Asgari ücret 2002 yılında 184 liraydı, bugün bin 404 lira. Aynı dönemde SSK işçi emeklisi maaşı 257 liraydı bugün bin 402 lira. Dünkü Türkiye'de emekli olmak demek sefalete mahkum olmak demekti. Bugün ülkemizde yaşı gelip emekli olan hiç kimsenin mağdur olması söz konusu değildir. Emeklilerimizin refah seviyesini artırmakla kalmadık, mağdur durumda olan tüm vatandaşlarımıza da sahip çıktık.
İmkanı olan kendi primini ödüyor, imkanı olmayanın yanında da devlet var. Sosyal bir hukuk devletiyiz diyoruz ya bunu lafla yapmıyoruz, icraatla yapıyoruz. Batı gayrisafi milli hasılasıyla çok daha zengin olduğu halde mültecileri almıyor, 'Sağda sola Türkiye takdir edilecek bir ülke'. Tamam da verdiğiniz sözleri yerine getirin. Aylan bebeğin fotoğrafını kapak yapıyorlar, Ümran bebeği de dergilerine hemen kapak yapabiliyorlar. Tamam da icraat nerede, icraat yok. Ama biz tarihimiz itibariyle o aldığımız sorumluluğun bize yüklediği sorumluluğun sebebiyle her zaman darda kalanın, mazlumun, mağdurun yanında olduk, olmaya da devam edeceğiz.

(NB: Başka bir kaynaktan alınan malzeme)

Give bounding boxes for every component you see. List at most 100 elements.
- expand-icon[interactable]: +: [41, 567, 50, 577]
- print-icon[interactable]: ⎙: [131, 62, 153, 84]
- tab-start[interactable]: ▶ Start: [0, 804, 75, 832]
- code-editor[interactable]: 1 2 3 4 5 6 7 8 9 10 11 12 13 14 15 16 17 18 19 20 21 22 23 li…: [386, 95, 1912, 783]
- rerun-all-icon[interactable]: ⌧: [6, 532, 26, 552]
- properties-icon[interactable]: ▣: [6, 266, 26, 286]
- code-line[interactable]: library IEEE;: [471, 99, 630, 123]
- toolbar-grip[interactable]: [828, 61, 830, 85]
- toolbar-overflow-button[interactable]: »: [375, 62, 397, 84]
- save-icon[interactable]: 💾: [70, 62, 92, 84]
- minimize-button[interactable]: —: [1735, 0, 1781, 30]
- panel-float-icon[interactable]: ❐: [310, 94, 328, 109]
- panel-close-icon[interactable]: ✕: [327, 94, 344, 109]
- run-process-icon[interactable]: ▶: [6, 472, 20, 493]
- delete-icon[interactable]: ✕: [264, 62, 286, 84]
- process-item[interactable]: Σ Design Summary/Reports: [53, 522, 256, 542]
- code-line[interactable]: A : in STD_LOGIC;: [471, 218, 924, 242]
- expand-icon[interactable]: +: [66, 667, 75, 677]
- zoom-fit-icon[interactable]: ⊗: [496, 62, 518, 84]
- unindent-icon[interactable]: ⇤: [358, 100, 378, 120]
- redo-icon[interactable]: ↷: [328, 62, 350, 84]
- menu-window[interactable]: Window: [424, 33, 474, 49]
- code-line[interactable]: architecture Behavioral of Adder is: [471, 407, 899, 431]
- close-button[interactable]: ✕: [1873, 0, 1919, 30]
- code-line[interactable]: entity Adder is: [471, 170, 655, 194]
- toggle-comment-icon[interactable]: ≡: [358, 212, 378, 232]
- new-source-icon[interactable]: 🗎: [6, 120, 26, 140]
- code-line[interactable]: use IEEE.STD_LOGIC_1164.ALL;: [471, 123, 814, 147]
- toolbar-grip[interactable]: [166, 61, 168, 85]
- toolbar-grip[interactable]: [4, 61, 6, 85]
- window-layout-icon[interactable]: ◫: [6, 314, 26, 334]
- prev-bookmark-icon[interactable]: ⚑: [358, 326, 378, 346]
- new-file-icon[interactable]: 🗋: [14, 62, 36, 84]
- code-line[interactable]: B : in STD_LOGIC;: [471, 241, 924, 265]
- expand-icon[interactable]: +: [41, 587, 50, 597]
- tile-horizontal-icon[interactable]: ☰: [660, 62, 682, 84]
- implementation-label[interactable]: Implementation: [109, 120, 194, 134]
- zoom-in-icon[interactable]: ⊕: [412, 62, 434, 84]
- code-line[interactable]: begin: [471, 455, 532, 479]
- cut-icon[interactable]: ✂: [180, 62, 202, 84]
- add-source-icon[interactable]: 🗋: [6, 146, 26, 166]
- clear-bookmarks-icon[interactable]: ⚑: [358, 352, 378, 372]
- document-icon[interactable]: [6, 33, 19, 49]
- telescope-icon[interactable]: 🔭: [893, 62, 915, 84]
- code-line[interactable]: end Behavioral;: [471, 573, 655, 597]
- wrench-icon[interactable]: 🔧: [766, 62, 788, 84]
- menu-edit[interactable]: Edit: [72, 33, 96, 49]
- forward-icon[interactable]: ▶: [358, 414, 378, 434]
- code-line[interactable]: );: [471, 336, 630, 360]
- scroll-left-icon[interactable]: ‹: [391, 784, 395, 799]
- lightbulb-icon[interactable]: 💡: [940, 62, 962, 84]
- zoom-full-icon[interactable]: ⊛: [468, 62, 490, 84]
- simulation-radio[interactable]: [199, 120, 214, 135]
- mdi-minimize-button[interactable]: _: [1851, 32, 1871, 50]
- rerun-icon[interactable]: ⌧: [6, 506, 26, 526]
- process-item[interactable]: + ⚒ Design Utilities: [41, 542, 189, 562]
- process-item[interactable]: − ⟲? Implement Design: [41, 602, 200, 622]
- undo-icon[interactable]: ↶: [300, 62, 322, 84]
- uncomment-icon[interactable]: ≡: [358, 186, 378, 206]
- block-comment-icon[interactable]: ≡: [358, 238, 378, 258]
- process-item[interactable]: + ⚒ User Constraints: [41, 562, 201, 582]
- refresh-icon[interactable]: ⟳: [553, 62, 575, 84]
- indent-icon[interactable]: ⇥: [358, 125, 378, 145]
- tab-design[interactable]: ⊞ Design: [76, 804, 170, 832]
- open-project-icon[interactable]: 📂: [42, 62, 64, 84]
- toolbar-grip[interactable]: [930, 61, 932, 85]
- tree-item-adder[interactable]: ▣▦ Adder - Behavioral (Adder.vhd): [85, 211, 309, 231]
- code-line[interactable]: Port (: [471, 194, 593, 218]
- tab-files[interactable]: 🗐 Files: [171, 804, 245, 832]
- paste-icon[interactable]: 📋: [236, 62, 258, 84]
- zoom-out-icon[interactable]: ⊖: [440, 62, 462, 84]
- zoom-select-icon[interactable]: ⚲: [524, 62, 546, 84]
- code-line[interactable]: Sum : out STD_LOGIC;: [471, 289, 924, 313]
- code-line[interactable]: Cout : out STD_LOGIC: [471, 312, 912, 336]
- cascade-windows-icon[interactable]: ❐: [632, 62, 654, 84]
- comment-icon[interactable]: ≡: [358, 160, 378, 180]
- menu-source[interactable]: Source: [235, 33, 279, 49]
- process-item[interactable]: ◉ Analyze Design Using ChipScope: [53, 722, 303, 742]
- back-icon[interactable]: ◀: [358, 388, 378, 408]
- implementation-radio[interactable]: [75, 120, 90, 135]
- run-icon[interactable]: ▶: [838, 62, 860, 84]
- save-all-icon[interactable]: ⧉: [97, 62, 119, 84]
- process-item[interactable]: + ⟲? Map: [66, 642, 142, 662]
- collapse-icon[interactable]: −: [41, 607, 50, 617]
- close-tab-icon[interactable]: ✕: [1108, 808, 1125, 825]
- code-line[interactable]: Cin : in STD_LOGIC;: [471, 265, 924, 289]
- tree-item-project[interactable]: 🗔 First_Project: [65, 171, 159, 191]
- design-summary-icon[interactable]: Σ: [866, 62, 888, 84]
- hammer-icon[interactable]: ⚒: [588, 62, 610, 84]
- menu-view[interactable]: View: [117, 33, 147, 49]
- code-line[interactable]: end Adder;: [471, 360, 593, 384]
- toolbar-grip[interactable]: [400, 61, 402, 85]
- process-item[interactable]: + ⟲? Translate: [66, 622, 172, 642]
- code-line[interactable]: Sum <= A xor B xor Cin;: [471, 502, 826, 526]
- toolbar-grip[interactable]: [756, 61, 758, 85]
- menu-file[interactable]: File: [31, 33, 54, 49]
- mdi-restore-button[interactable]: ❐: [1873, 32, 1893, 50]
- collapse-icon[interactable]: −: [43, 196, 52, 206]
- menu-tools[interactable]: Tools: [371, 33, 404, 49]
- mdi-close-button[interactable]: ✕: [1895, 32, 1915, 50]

Bunca badireye rağmen ayakta kalmasını tüm mağdurlara, mazlumlara sahip çıkmamıza bu şekilde aldığımız dualara bağlıyorum. Milletimiz ülkesine sahip çıktıkça Allah'ın izni ve yardımıyla üstesinden gelemeyeceğimiz hiçbir mesele yoktur. Bizler 14 yıldır ye'se kapılmadan çalıştık, rahmetli Özal'ın tabiriyle çağ atlattık.
"ABD UYGULAMAYA KALKTI, BAŞARAMADILAR, VAZGEÇTİLER"
Ülkemizde uygulanan genel sağlık sigortası belki de dünyadaki tek örnektir. Bu modelin dar bir örneğini ABD uygulamaya kalktı, başaramadılar, vazgeçtiler. Önümüzü kesmeye çalıştılar, yılbaşı itibariyle 5 yıl geride kaldı, sistem tıkır tıkır işliyor. Biz insanı yaşat ki devlet yaşasın dedik. Bu anlayışımızın en somut tezahürlerinden biri olan bu uygulamayı incelemek için dünyanın her yerinden heyetler geliyor.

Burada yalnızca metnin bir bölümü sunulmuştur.